News in Brief

News in Brief: Leeds pilots remote monitoring tech, NatWest introduces health app, ambulance trusts trial electric vehicles, AI to detect Parkinson’s 

Our latest news-in-brief is here!

In the latest edition we cover a pilot of remote monitoring tech at Leeds Teaching, AI to detect Parkinson’s, digital check-in kiosks at Lewisham and Greenwich, and the NatWest Group has introduced a menopause app for employees.

NatWest Group introduces menopause app for employees

NatWest Group has introduced the health app Peppy to their employees, offering menopause support through the digital medium.

As part of the Peppy service, NatWest Group employees will have access to expert, human-led support from specialist menopause practitioners. This includes consultations, one-to-one chat and group chat, along with access to articles, video and audio content, events and webinars.

Mridula Pore, CEO and Co-Founder, Peppy, said: “It’s great to see an organisation such as NatWest Group take menopause support seriously. Looking after people during this life stage helps companies recruit and retain this important demographic, and that’s great for business, the economy and, most of all, those at the receiving end of the support.”

Leeds pilots continuous remote monitoring technology

WarnerPatch, a continuous remote monitoring technology, is working with the Innovation Pop Up at Leeds Teaching Hospitals NHS Trust.

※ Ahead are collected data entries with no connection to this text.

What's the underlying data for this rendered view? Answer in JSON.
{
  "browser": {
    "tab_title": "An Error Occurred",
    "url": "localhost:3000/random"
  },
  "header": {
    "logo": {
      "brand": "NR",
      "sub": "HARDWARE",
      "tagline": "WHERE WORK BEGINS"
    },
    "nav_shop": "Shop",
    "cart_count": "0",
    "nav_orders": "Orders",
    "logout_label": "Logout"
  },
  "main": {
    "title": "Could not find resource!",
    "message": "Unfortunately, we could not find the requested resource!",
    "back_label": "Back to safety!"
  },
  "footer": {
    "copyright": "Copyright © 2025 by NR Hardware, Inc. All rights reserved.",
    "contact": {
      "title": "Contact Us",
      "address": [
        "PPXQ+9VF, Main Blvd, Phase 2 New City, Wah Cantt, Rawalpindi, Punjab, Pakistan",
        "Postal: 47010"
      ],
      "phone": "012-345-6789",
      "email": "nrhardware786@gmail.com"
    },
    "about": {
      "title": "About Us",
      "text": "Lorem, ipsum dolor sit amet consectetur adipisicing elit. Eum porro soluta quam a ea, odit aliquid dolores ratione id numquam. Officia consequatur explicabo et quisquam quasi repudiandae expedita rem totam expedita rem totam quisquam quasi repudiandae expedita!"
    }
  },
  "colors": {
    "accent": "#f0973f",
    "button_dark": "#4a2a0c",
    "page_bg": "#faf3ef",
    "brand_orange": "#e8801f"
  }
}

The wearable sensing mechanism monitors the health of soft tissue to provide real-time and near-future indications of disease evolution, and uses artificial intelligence to predict likely outcomes and generates alerts if symptoms get worse.

Dr Berthelot, founder, said: “Our first goal is to target peripheral vascular disease, a progressive, chronic and incurable disease which affects 200 million people around the world and can cause embolism, stroke, pulmonary disorder and renal failure. It’s a gruesome disease.

“Clinicians can use WarnerPatch from the point they suspect the patient has the disease to gather vital data to enhance clinical diagnosis and decision making. We anticipate our trial will show that our medical device is acceptable to patients and clinicians and can improve quality of life, reduce emergency admissions and lengths of stay and prevent disease escalation.”

Professor David Brettle, Chief Scientific Officer at Leeds Teaching Hospitals NHS Trust and founder of the Innovation Pop up, added: “We are delighted to be working with Dr Berthelot and her team at WarnerPatch to help bring this exciting new product to market. Our centre is dedicated to transforming the latest advances in science, technology and engineering into products and services that can solve health and care challenges facing Britain and the rest of the world.”

MIT develop device and AI model to assess Parkinson’s from breathing 

Researchers from MIT have developed a device said to discern the presence and severity of Parkinson’s disease. The research team have developed an artificial intelligence model that they say can detect Parkinson’s just from reading a person’s breathing patterns.

Dina Katabi, Thuan and Nicole Pham Professor, said: “A relationship between Parkinson’s and breathing was noted as early as 1817, in the work of Dr. James Parkinson. This motivated us to consider the potential of detecting the disease from one’s breathing without looking at movement.

“Some medical studies have shown that respiratory symptoms manifest years before motor symptoms, meaning that breathing attributes could be promising for risk assessment prior to Parkinson’s diagnosis.”

The research team’s algorithm was tested on 7,687 individuals, including 757 Parkinson’s patients. To find out more, please click here.

Ambulance trusts trial electric vehicles  

Eight ambulance trusts are trialling 21 zero-emission vehicles of various types, as part of £2.1 million investment.

Dr Nick Watts, Chief Sustainability Officer at NHS England, commented on the project: “Each electric vehicle costs less to run and maintain, meaning these new vehicles will spend more time on the road and change the way we deliver care in the community – whilst also cutting our carbon footprint as we strive to make NHS services greener and more efficient as part of our ambition to hit net zero by 2040.”

Lewisham and Greenwich introduces outpatient check-in kiosks

Lewisham and Greenwich NHS Trust has introduced new check-in kiosks for patients attending appointments.

The trust said the new kiosks helps to save time from queuing and “leaves reception staff free to answer individual patient queries”.

A patient can also update their personal details if needed, adjust the size of text on screen and change the language.

New digital X-Ray facility officially opened at Grimsby Hospital

A fully digital X-Ray room has opened at the Diana, Princess of Wales Hospital, Grimsby.

The trust, commented: “The new, state-of-the-art equipment not only allows our teams to carry out instantaneous X-Rays, with high-definition imaging – but also has a considerably lower radiation dose for patients.

Head of Radiography, Tim Mawson, explained further: “This room will help us to reduce the waiting time for patients, increase diagnostic accuracy and enhance the overall experience for our patients. The room has been designed with the comfort of our patients in mind, with soothing mood lighting to help put them at their ease.”